Sometimes, no matter how much data you try to deny false information, the lie will still be great. This lie, for example, is the myth that high protein diet intake is harmful to the kidneys. So what is the scientific community doing with this myth? He’s buried deeply.

That’s exactly what Dr. Stuart M Phillips and his fantastic team of scientists did after the publication of the meta-analysis covering the results of 28 trials involving more than 1,300 participants. After compiling and analyzing the data, we have a clear verdict on what the study says.

Selection of protein diet tests

Meta-analysis is as good as the research it uses. To get the right research, the researchers were only interested in studies comparing high protein diets with lower protein diets. In this context,

Definition High protein diet (HP group)

1.5 g protein per kg body weight

20% energy consumption or

100 g protein/day

Definition Normal or Lower protein diet (NLP group)

≥ 5% lower energy consumption from protein per day compared to the high protein group

All the others were not taken into account when developing the meta-analysis, leaving a total of 28 studies.

What is the glomerular filtration rate (GFR)?

This is important because GFR is a simple way to check how well your kidneys work. There is a healthy range of GFR, and its too low value is the most common diagnosis of kidney problems, although too high results may also indicate problems.

Phillips and his team used GFR because it is actually used as an argument for abandoning a high-protein diet.

So what was the final verdict?

A simple dietary protein has no effect on the GFR index, therefore a high protein diet does not adversely affect the kidneys. In short, people with a high-protein diet had higher GFR at the end of the study.

While some may hypothesize that people using a high-protein diet generally live healthier and more active, the data indicate a generally better kidney function, although to be honest, we are most interested in people who want to live a healthy/active lifestyle in the first place.

Bet on protein!

The theory of protein leverage effectively concludes that animals (including humans) have priorities for protein and easily absorb surpluses of fats and carbohydrates to get the right amount of protein.
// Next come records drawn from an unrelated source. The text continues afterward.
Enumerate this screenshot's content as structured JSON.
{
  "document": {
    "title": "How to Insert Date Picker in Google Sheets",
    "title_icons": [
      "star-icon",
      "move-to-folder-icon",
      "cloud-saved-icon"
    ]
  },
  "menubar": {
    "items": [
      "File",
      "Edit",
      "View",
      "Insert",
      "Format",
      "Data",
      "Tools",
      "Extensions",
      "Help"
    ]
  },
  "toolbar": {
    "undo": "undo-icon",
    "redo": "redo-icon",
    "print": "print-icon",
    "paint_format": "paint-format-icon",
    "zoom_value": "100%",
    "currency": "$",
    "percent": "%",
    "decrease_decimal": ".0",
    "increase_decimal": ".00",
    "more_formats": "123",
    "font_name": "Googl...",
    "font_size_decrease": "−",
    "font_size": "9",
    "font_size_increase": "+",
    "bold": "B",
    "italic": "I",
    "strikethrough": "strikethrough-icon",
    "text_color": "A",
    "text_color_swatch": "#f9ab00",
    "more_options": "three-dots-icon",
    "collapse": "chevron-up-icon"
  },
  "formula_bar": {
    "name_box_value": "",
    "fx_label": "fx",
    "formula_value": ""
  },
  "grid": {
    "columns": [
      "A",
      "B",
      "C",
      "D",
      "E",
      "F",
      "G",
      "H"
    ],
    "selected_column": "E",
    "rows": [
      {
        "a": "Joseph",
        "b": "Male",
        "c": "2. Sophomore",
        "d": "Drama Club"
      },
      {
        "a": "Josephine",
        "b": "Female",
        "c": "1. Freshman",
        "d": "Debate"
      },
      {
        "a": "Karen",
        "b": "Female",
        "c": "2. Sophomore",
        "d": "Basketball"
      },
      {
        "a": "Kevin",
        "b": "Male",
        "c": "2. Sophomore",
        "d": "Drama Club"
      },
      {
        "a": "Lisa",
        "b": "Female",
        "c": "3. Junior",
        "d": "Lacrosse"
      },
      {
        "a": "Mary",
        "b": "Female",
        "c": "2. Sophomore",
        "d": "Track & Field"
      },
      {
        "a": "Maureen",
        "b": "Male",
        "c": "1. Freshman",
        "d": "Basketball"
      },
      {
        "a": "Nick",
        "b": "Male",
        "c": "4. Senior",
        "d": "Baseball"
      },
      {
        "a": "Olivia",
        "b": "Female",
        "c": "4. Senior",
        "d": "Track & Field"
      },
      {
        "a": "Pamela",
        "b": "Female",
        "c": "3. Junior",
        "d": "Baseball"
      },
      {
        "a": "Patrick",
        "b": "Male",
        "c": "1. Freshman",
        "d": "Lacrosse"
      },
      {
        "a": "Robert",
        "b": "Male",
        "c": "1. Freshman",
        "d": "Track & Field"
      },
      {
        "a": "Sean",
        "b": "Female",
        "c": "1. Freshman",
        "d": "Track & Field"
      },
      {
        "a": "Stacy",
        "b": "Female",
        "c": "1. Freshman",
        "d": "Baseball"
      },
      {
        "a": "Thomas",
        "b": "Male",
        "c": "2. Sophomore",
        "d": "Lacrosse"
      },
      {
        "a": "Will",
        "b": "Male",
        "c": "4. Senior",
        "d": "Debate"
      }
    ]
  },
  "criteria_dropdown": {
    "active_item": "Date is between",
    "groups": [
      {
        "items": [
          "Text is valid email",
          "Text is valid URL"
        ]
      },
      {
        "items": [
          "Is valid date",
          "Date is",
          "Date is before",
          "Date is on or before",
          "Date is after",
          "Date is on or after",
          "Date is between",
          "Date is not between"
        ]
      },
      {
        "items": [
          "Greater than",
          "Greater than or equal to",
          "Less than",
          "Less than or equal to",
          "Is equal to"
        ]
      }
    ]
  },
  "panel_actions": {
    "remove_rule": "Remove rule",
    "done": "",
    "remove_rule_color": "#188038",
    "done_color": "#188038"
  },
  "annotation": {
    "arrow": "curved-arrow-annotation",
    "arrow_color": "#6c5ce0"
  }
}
In short, your body will get this protein, regardless of whether it comes from steak or two pails of ice cream. That’s why you use protein, giving it a priority in every meal – it’s a topic for the next article.

The fear-provoking level of urea in the blood, with which healthy kidneys have no problems, is exactly the thing that you should not bother an obese person whose body needs almost only protein because he has a large supply of energy.

Needless to say, Phillips and the team knew that society desperately needed a better structured, better-written meta-analysis.

Conclusion – this kidney myth has to die. The protein is beneficial.

Uche Mba and the team have so far conducted the best meta-analysis on this topic, and there has been so much data to confirm that any debate has been paused at the moment.

When we feast on this protein, is the urea by-product increased? Of course. Does this, however, destroy our kidney function? No. This is exactly what the kidney is adapted for.

For almost the entire population, we can confidently say that the benefits of a high-protein diet are huge and that the myth of your whey shake closing the kidneys is officially denied.